Опыт революции для этого периода в народе существует только как переживание последствий переломных революционных событий, которое имеет продуктивный и упорядоченный характер только в группах политических и культурных элит, расположенных по оси партийное ‒ антипартийное. Он еще кристаллизовался, поскольку его носители погружены в пост - революционную реабилитацию.

Вместо заключения

В современной российской действительности память революций и революционный опыт не составляют угрозы развития кризисных процессов в революционные действия по следующим причинам.

1).
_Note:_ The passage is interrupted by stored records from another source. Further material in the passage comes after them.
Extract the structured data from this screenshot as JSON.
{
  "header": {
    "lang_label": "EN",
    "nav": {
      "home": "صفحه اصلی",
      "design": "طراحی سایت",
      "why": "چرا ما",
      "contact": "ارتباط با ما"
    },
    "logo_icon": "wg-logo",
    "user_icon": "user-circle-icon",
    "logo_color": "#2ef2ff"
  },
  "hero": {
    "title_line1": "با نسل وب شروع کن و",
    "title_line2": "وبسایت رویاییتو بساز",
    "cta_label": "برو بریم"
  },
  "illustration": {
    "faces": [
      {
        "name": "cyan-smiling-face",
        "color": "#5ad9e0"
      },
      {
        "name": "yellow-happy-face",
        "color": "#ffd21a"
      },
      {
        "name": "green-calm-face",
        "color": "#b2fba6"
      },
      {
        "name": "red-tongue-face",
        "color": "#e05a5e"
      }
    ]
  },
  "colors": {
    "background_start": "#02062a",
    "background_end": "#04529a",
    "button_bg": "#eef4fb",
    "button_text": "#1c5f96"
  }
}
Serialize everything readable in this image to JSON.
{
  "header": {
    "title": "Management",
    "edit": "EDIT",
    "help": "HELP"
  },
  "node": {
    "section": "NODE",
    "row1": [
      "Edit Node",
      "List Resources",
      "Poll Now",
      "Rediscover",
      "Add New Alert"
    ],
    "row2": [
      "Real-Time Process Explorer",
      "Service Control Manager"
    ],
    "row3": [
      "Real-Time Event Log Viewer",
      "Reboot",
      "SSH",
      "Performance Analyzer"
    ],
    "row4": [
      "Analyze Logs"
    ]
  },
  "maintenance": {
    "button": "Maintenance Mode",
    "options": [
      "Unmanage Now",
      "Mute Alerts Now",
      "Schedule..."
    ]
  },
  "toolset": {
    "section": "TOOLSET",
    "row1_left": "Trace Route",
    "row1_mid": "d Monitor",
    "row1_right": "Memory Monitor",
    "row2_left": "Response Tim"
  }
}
Современная Россия, после трансформации советского строя и перехода на новые модели макро- и микро- экономической регуляции ‒ это страна неоформленного революционного опыта и сконструированной революционной памяти, которая продолжает пребывать в состоянии перманентного формирования, а потому не может инициировать актуального применения революционного опыта.

2). Действия возможных движущих сил революции в условиях интенсивной публичной коммуникации растворяются в разнонаправленных инициативах, и в подобных условиях становится практически невозможным появление организующей группы как устойчивого носителя (как это было в трагических событиях в Москве осенью 1993 г.). Существующие оппозиционные партии и радикальные протестные движения неспособны взять на себя объединительную миссию. С одной стороны, потому что они заняты межпартийной борьбой, составляющей едва ли не главное условие их существования. С другой, потому что их программы построены только на протестном критическом материале и не имеют долгосрочных направлений организации работы ни государственного аппарата, ни стабилизации положения в отраслях общественной жизни, экономики, культуры.

В 1917 г. авантюрный захват власти был подкреплен критическим положением России в поле международных отношений. Сейчас ˮчудоˮ государственного и социального строительства повториться не может, поскольку за последнее десятилетие выстроена тонко работающая система государственного контроля, легко инкорпорирующая в себя на легитимном уровне все возможные протестные движения.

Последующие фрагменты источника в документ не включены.